Now as a member of Group A, the Defendant has no objection whatsoever to Groups B or C, who would rather do without the Benedictions, who would RDTGH, who prefer being ill to breaking the law or facing the stigma, or who are super-cautious except for alcohol, or who do not know the Benedictions exist. To be fair this last group is large.

But in contrast, Groups B and C do object to Group A getting the Benedictions. Which is to say they wish to impose their medical opinions, prohibitions, and sanctions on Group A and everything connected with it.

In terms of Constitutional right to belief it looks like this:




What gives them the right to inflict their - hopelessly wrong - choice upon the minority who have got it right? The answer is the ZPPPD.

Could they, for instance, pounce on the Defendant's inappropriateness for eating a pot of yoghurt? No, because yoghurt is not a proscribed substance.

Could they achieve their aims by insisting the Defendant dine morning, noon and night on bureks until reaching a massive girth and keeling over? Or that the Defendant must drink too much, while frowning at any suggestion of his that we don't?

Booze and bureks could achieve with compulsion what can be achieved voluntarily and willingly by Group B.

But prohibition of Group A produces outcomes comparable with an excess of booze and bureks.

The effect of the compulsory fare on the one hand and the prohibited Benedictions on the other is one and the same.

Compelling people to eat and drink might seem a little too much, an assault on the unwilling, really.

Yet eliciting the same results by banning CaPs is regarded as a legal duty.

What evidence is there that the Benedictions are not only ameliorative of morbid conditions, but also preventative, as implied by these two studies [922,923]?

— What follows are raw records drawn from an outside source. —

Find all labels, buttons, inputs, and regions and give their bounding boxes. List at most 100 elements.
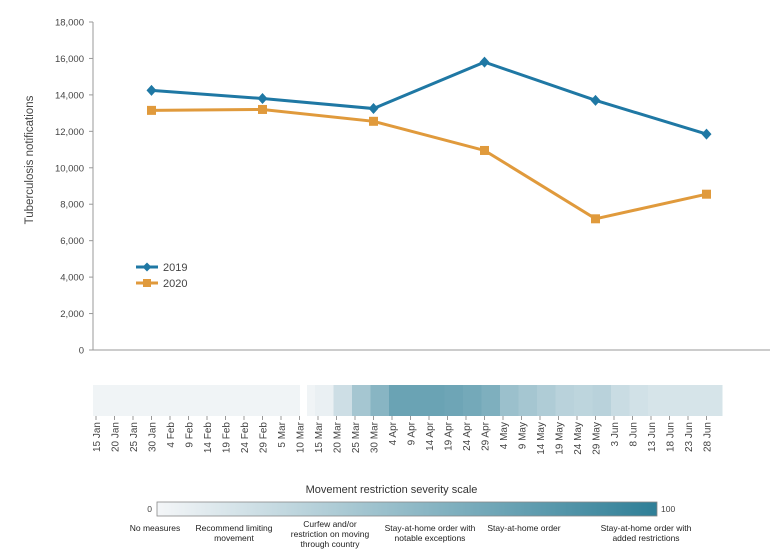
severity-cell xyxy=(444,385,464,416)
data-point-2020 xyxy=(480,145,489,155)
data-point-2020 xyxy=(147,105,156,115)
data-point-2020 xyxy=(369,116,378,126)
date-label: 14 Feb xyxy=(203,422,214,454)
date-label: 5 Mar xyxy=(277,421,288,447)
severity-cell xyxy=(315,385,334,416)
severity-cell xyxy=(592,385,612,416)
scale-caption-curfew: Curfew and/or restriction on moving thro… xyxy=(290,519,370,549)
timeline-gap xyxy=(300,385,307,416)
y-tick-label: 4,000 xyxy=(60,273,84,284)
severity-cell xyxy=(481,385,501,416)
severity-cell xyxy=(463,385,482,416)
data-point-2020 xyxy=(591,214,600,224)
date-label: 29 Apr xyxy=(481,421,492,451)
severity-scale-title: Movement restriction severity scale xyxy=(305,484,478,496)
severity-cell xyxy=(278,385,297,416)
date-label: 29 Feb xyxy=(259,422,270,454)
date-label: 9 May xyxy=(518,422,529,449)
severity-cell xyxy=(185,385,205,416)
y-tick-label: 10,000 xyxy=(55,163,84,174)
date-label: 30 Jan xyxy=(148,422,159,452)
legend-label-2020: 2020 xyxy=(163,278,187,290)
y-tick-label: 16,000 xyxy=(55,54,84,65)
y-tick-label: 12,000 xyxy=(55,127,84,138)
severity-cell xyxy=(352,385,371,416)
legend-marker-2019 xyxy=(142,262,152,272)
scale-caption-stay-home-exceptions: Stay-at-home order with notable exceptio… xyxy=(384,523,476,543)
scale-caption-no-measures: No measures xyxy=(129,523,181,533)
date-label: 19 Apr xyxy=(444,421,455,451)
scale-min-label: 0 xyxy=(147,504,152,514)
severity-cell xyxy=(500,385,519,416)
date-label: 20 Mar xyxy=(333,421,344,453)
severity-cell xyxy=(574,385,593,416)
date-label: 19 May xyxy=(555,422,566,455)
legend-label-2019: 2019 xyxy=(163,262,187,274)
date-label: 9 Feb xyxy=(185,422,196,448)
severity-cell xyxy=(555,385,575,416)
series-line-2020 xyxy=(151,107,707,221)
y-tick-label: 8,000 xyxy=(60,200,84,211)
date-label: 13 Jun xyxy=(647,422,658,452)
severity-cell xyxy=(148,385,168,416)
severity-cell xyxy=(426,385,445,416)
date-label: 15 Mar xyxy=(314,421,325,453)
date-label: 18 Jun xyxy=(666,422,677,452)
date-label: 8 Jun xyxy=(629,422,640,446)
date-label: 10 Mar xyxy=(296,421,307,453)
severity-cell xyxy=(204,385,223,416)
severity-cell xyxy=(333,385,353,416)
severity-cell xyxy=(518,385,538,416)
data-point-2019 xyxy=(257,93,268,105)
date-label: 29 May xyxy=(592,422,603,455)
date-label: 14 Apr xyxy=(425,421,436,451)
severity-cell xyxy=(629,385,649,416)
severity-cell xyxy=(93,385,112,416)
severity-cell xyxy=(130,385,149,416)
y-tick-label: 18,000 xyxy=(55,18,84,29)
series-line-2019 xyxy=(151,60,707,136)
date-label: 4 Feb xyxy=(166,422,177,448)
scale-caption-stay-home: Stay-at-home order xyxy=(487,523,561,533)
date-label: 23 Jun xyxy=(684,422,695,452)
date-label: 14 May xyxy=(536,422,547,455)
severity-cell xyxy=(167,385,186,416)
severity-cell xyxy=(370,385,390,416)
severity-cell xyxy=(111,385,131,416)
date-label: 25 Jan xyxy=(129,422,140,452)
data-point-2019 xyxy=(368,103,379,115)
severity-cell xyxy=(407,385,427,416)
y-tick-label: 14,000 xyxy=(55,90,84,101)
y-axis-label: Tuberculosis notifications xyxy=(24,95,36,224)
data-point-2019 xyxy=(479,56,490,68)
severity-cell xyxy=(222,385,242,416)
scale-caption-stay-home-added: Stay-at-home order with added restrictio… xyxy=(600,523,692,543)
date-label: 25 Mar xyxy=(351,421,362,453)
date-label: 3 Jun xyxy=(610,422,621,446)
scale-max-label: 100 xyxy=(661,504,675,514)
severity-cell xyxy=(648,385,667,416)
date-label: 19 Feb xyxy=(222,422,233,454)
y-tick-label: 0 xyxy=(79,346,84,357)
severity-gradient-bar xyxy=(156,501,658,517)
data-point-2020 xyxy=(702,189,711,199)
date-label: 4 May xyxy=(499,422,510,449)
date-label: 30 Mar xyxy=(370,421,381,453)
data-point-2019 xyxy=(590,94,601,106)
severity-cell xyxy=(389,385,408,416)
severity-cell xyxy=(241,385,260,416)
date-label: 24 May xyxy=(573,422,584,455)
severity-cell xyxy=(666,385,686,416)
severity-cell xyxy=(259,385,279,416)
y-tick-label: 2,000 xyxy=(60,309,84,320)
severity-cell xyxy=(685,385,704,416)
date-label: 9 Apr xyxy=(407,421,418,445)
severity-cell xyxy=(611,385,630,416)
date-label: 15 Jan xyxy=(92,422,103,452)
data-point-2019 xyxy=(146,84,157,96)
date-label: 28 Jun xyxy=(703,422,714,452)
severity-cell xyxy=(703,385,723,416)
legend-marker-2020 xyxy=(143,279,151,287)
severity-cell xyxy=(537,385,556,416)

The mechanistic targets enumerated in the Benedictions do not begin to exist only when we feel ill, get a diagnosis, or a lab test.

Cannabis users in population cohorts are among those with a healthier BMI. What are we arguing about and what is the ZPPPD, though obsolescent before it was born, achieving? What are prosecutions for these tortless acts trying to achieve? Are these achievements of the ZPPPD - e.g. fatter people with more cancer - worth the cost?

Prohibition intends, mostly unsuccessfully, to deprive users of these effects, and therefore of their human right to not be a big fat drunk heart failure victim, their human right to all the Benedictions, both those known and yet to be discovered.

Since there is no registered source of refined THCA as a low adipogenic PPARγ agonist, antifibrogen, or for the rest of the Benedictions, the only way to obtain it is along with all the congeners available in ordinary cannabis, with which the symbiotic relationship between humans and cannabis has evolved.

Do Ptuj people, with wine and tobacco in hand, uttering a stream of racist epithets, and with their irrational fondness for their Town Smell, really believe they will be better off by depriving others of the Benedictions?

Is getting the foreigner, with his unfashionably adequate accommodation and language, really so important for Slovenia, to be worth depriving an estimated minimum of 354,845 of their fellow-citizens of years of life and laughter? Is it smart to want that?

Although the Court is trying to ignore it, its prosecution is a hate crime, at both the microscopic and macroscopic levels. Is the hate generated worth preventing all the Benedictions?

The Defence concludes the present submission on the alleged inadmissibility of facts about drugs in drugs cases with the claim that with respect to CaPs, the ZPPPD is nothing more than an obsolete, dreary assault on public health, defended by those who insist on using their education to strain every sinew of the law, simply to avoid finding anything out.